Pour populariser la projection d'images en hologramme, en entreprise ou à domicile, il est possible de passer par la Kinect de Microsoft et par trois processeurs graphiques capables de traiter les images.

La vidéoconférence en holographie tient en une console

L'affichage holographique d'images utilisé pour des visioconférences ? C'est ce qu'on peut bientôt espérer, si l'on se réfère à une équipe du MIT. Celle-ci a mis au point un système qui repose tout simplement sur la console Kinect (développée par Microsoft), pour capturer des données ensuite retransmises via un système d'affichage holographique. Pourquoi s'intéresser à un tel système quand la 3D est en passe de se populariser ? Parce que, expliquent les scientifiques, les images en trois dimensions restent filmées depuis une perspective unique. Alors qu'une image en hologramme permet de représenter un individu sous tous ses angles.

Une console et des processeurs graphiques

Techniquement, le prototype s'appuie sur la console de Microsoft, capable d'enregistrer quinze images à la seconde. Ainsi que sur trois processeurs graphiques, qui calculent des franges de diffraction pour obtenir une image finale. Ces dernières étant la combinaison entre l'onde émise par une source laser et celle réfléchie par l'objet. Ce qu'il faut noter, c'est que les processeurs peuvent être installés sur un ordinateur grand public qui reçoit toutes les données transmises par la caméra de la console via Internet. Enfin, les images traitées sont restituées sur un écran d'affichage holographique. "Ce que nous voulions, c'est faire de l'holographie un produit de consommation courante", souligne ainsi Michael Bove, responsable du projet.
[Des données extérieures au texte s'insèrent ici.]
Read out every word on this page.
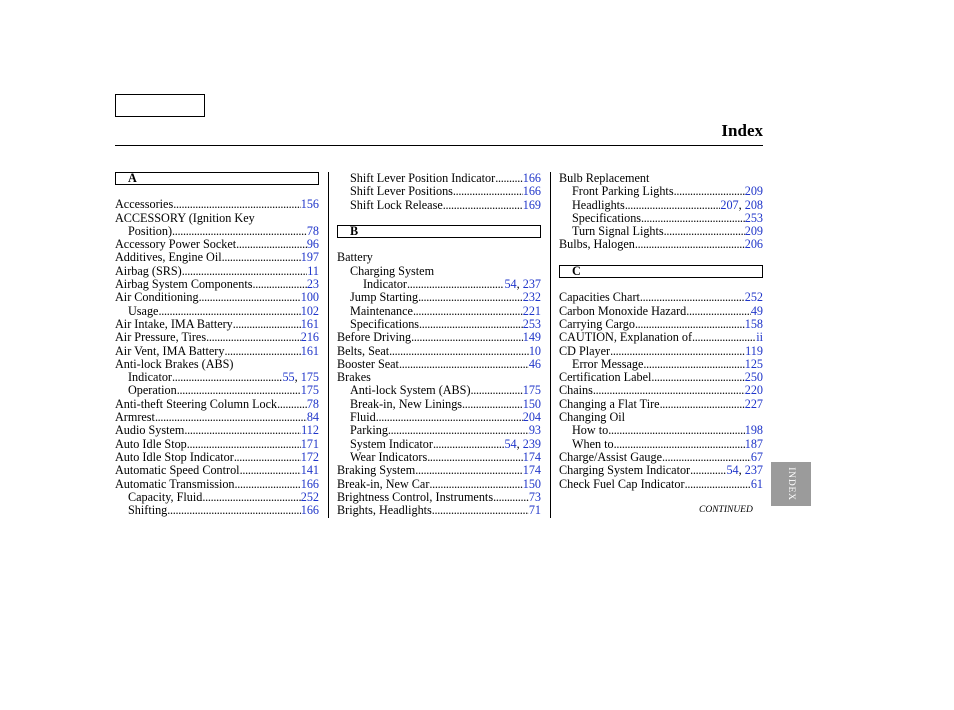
Index
A
Accessories .....	156
ACCESSORY (Ignition Key
Position) .....	78
Accessory Power Socket .....	96
Additives, Engine Oil .....	197
Airbag (SRS) .....	11
Airbag System Components .....	23
Air Conditioning .....	100
Usage .....	102
Air Intake, IMA Battery .....	161
Air Pressure, Tires .....	216
Air Vent, IMA Battery .....	161
Anti-lock Brakes (ABS)
Indicator .....	55, 175
Operation .....	175
Anti-theft Steering Column Lock ..... 78
Armrest .....	84
Audio System .....	112
Auto Idle Stop .....	171
Auto Idle Stop Indicator .....	172
Automatic Speed Control .....	141
Automatic Transmission .....	166
Capacity, Fluid .....	252
Shifting .....	166
Shift Lever Position Indicator ..... 166
Shift Lever Positions .....	166
Shift Lock Release .....	169
B
Battery
Charging System
Indicator .....	54, 237
Jump Starting .....	232
Maintenance .....	221
Specifications .....	253
Before Driving .....	149
Belts, Seat .....	10
Booster Seat .....	46
Brakes
Anti-lock System (ABS) .....	175
Break-in, New Linings .....	150
Fluid .....	204
Parking .....	93
System Indicator .....	54, 239
Wear Indicators .....	174
Braking System .....	174
Break-in, New Car .....	150
Brightness Control, Instruments .....	73
Brights, Headlights .....	71
Bulb Replacement
Front Parking Lights .....	209
Headlights .....	207, 208
Specifications .....	253
Turn Signal Lights .....	209
Bulbs, Halogen .....	206
C
Capacities Chart .....	252
Carbon Monoxide Hazard .....	49
Carrying Cargo .....	158
CAUTION, Explanation of .....	ii
CD Player .....	119
Error Message .....	125
Certification Label .....	250
Chains .....	220
Changing a Flat Tire .....	227
Changing Oil
How to .....	198
When to .....	187
Charge/Assist Gauge .....	67
Charging System Indicator .....	54, 237
Check Fuel Cap Indicator .....	61 INDEX
CONTINUED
Améliorer l'illusion du mouvement

Par comparaison, d'autres systèmes existent déjà, comme celui réalisé par l'université de l'Arizona, qui utilise seize caméras pour capturer les données. Reste que pour le moment, le nombre d'images capturées par seconde n'est pas suffisant. Mais, jugent les scientifiques, la Kinect devrait prochainement pouvoir produire vingt-quatre, puis trente images par seconde. Ce qui permettra de créer l'illusion d'un mouvement continu comme à la télévision. Autre chose : le système d'affichage holographique, dont la taille est encore conséquente, reste cher à produire. Mais, souligne le MIT, des supports plus compacts et moins chers à produire devraient pouvoir être prochainement mis au point.